On October 1, 1958, the world's first civilian space agency opened
for business as an emergency response to the Soviet Union's launch
of Sputnik a year earlier. Within a decade, the National
Aeronautics and Space Administration, universally known as NASA,
had evolved from modest research teams experimenting with small
converted rockets into one of the greatest technological and
managerial enterprises ever known, capable of sending people to the
Moon aboard gigantic rockets and of dispatching robot explorers to
Venus, Mars, and worlds far beyond. In spite of occasional, tragic
setbacks in NASA's history, the Apollo lunar landing project
remains a byword for American ingenuity; the winged space shuttles
spearheaded the International Space Station and a dazzling array of
astronomical satellites and robotic landers, and Earth observation
programs have transformed our understanding of the cosmos and our
home world's fragile place within it. Throughout NASA's 60-year
history, images have played a central role. Who today is not
familiar with the Hubble Space Telescope's mesmerizing views of the
universe or the pin-sharp panoramas of Mars from NASA's surface
rovers?
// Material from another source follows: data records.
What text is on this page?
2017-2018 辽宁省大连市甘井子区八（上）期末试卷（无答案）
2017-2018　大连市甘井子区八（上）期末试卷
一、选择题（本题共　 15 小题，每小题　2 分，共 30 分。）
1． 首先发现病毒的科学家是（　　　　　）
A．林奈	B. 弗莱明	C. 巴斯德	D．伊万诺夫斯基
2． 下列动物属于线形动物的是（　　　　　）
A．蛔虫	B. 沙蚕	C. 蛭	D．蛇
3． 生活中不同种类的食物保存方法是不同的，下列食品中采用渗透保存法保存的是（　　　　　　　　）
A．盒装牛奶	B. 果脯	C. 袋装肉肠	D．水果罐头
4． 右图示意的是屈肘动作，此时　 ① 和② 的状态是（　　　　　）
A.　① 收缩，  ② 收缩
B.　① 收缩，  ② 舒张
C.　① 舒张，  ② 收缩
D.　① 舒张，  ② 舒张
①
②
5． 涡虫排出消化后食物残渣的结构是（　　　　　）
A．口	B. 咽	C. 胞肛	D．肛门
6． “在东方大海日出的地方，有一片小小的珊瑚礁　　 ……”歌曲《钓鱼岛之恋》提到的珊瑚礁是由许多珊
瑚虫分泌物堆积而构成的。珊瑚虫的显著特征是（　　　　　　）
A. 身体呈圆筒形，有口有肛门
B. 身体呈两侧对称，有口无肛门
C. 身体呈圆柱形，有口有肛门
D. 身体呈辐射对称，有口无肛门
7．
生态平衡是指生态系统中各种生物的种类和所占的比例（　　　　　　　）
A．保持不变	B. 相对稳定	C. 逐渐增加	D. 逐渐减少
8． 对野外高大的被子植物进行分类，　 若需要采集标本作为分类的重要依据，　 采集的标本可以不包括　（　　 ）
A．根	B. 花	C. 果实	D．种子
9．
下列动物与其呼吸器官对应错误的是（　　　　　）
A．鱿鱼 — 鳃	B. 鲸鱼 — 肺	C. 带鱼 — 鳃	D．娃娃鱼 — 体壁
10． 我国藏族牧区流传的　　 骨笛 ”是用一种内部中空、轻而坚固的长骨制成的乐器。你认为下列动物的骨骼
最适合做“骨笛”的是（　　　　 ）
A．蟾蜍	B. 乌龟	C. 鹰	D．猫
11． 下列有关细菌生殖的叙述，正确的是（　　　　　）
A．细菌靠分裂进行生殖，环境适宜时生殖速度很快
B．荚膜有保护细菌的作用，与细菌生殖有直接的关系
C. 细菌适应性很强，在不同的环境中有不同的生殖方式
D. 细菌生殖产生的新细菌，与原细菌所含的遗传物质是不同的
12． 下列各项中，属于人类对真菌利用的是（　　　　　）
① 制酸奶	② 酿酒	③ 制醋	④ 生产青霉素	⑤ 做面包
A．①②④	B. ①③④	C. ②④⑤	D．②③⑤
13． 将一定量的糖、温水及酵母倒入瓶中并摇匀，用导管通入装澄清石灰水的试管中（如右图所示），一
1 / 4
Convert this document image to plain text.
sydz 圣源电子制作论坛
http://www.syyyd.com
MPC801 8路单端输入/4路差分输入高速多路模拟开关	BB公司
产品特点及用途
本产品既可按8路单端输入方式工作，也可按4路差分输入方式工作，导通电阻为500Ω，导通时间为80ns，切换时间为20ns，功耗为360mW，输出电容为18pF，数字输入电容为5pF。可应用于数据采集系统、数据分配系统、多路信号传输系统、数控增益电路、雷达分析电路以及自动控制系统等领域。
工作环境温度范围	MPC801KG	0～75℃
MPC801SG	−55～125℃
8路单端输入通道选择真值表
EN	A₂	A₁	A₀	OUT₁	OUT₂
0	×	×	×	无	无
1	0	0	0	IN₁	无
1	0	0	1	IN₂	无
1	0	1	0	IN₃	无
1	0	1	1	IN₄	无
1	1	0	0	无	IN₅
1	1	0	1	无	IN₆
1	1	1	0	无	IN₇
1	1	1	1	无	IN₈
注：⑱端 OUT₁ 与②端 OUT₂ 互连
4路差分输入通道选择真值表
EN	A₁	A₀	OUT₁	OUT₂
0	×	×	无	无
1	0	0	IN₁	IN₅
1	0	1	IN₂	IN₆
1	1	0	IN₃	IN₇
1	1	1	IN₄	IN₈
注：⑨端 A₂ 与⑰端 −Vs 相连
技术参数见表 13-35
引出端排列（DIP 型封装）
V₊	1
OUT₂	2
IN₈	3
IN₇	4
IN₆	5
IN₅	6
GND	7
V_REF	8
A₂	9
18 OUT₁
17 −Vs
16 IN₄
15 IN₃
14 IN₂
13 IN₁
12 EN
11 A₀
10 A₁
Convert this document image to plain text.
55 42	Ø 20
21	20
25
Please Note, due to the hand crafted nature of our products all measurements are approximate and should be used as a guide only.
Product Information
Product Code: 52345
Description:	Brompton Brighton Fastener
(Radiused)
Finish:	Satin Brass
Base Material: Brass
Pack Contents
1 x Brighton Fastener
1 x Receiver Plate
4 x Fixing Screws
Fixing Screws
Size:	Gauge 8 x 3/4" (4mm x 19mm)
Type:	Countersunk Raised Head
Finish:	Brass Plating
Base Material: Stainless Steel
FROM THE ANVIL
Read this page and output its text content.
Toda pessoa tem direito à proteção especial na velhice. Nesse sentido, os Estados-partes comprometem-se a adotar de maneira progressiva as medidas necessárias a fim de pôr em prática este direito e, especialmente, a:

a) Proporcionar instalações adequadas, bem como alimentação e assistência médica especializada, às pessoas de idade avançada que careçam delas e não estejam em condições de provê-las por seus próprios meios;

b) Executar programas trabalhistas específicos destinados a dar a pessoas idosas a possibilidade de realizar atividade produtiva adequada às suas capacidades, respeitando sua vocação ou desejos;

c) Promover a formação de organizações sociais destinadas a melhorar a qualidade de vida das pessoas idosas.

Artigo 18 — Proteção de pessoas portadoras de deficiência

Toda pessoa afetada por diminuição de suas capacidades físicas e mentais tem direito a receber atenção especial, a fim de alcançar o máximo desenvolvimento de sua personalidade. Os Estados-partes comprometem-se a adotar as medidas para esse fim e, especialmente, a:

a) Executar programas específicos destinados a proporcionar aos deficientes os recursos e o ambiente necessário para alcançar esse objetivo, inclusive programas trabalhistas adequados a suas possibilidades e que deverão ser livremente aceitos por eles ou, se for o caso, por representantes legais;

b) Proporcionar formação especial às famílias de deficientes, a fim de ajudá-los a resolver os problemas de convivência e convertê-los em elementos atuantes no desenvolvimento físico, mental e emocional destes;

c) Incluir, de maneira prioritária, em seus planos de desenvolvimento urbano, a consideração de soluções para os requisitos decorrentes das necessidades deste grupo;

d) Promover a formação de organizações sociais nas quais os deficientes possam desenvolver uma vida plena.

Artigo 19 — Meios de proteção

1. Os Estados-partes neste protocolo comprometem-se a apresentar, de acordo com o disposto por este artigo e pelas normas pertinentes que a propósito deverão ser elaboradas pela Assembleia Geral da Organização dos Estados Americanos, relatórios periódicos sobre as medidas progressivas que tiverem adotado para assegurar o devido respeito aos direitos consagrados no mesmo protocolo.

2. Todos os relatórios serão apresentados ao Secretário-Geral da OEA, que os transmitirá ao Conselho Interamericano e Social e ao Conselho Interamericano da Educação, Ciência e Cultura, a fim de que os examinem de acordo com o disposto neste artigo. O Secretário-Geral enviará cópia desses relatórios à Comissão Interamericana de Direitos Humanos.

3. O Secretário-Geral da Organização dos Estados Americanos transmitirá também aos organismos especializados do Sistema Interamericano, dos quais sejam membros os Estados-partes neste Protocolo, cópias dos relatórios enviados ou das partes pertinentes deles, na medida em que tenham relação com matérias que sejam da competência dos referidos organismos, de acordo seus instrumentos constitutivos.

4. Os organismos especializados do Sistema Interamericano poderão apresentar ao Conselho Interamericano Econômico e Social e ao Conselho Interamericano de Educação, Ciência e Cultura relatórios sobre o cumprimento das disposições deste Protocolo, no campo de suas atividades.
And who could forget the photographs of the first men
walking on the Moon? Researched with the collaboration of NASA,
this collection gathers more than 400 historic photographs and rare
concept renderings, scanned and remastered using the latest
technology and reproduced in extra-large size. Texts by science and
technology journalist Piers Bizony, former NASA chief historian
Roger Launius, and best-selling Apollo historian Andrew Chaikin-and
an extensive mission checklist documenting the key human and
robotic missions-round out this comprehensive exploration of NASA,
from its earliest days to its current development of new space
systems for the future.The NASA Archives is more than just a
fascinating pictorial history of the U.S. space program. It is also
a profound meditation on why we choose to explore space and how we
will carry on this grandest of all adventures in the years to come.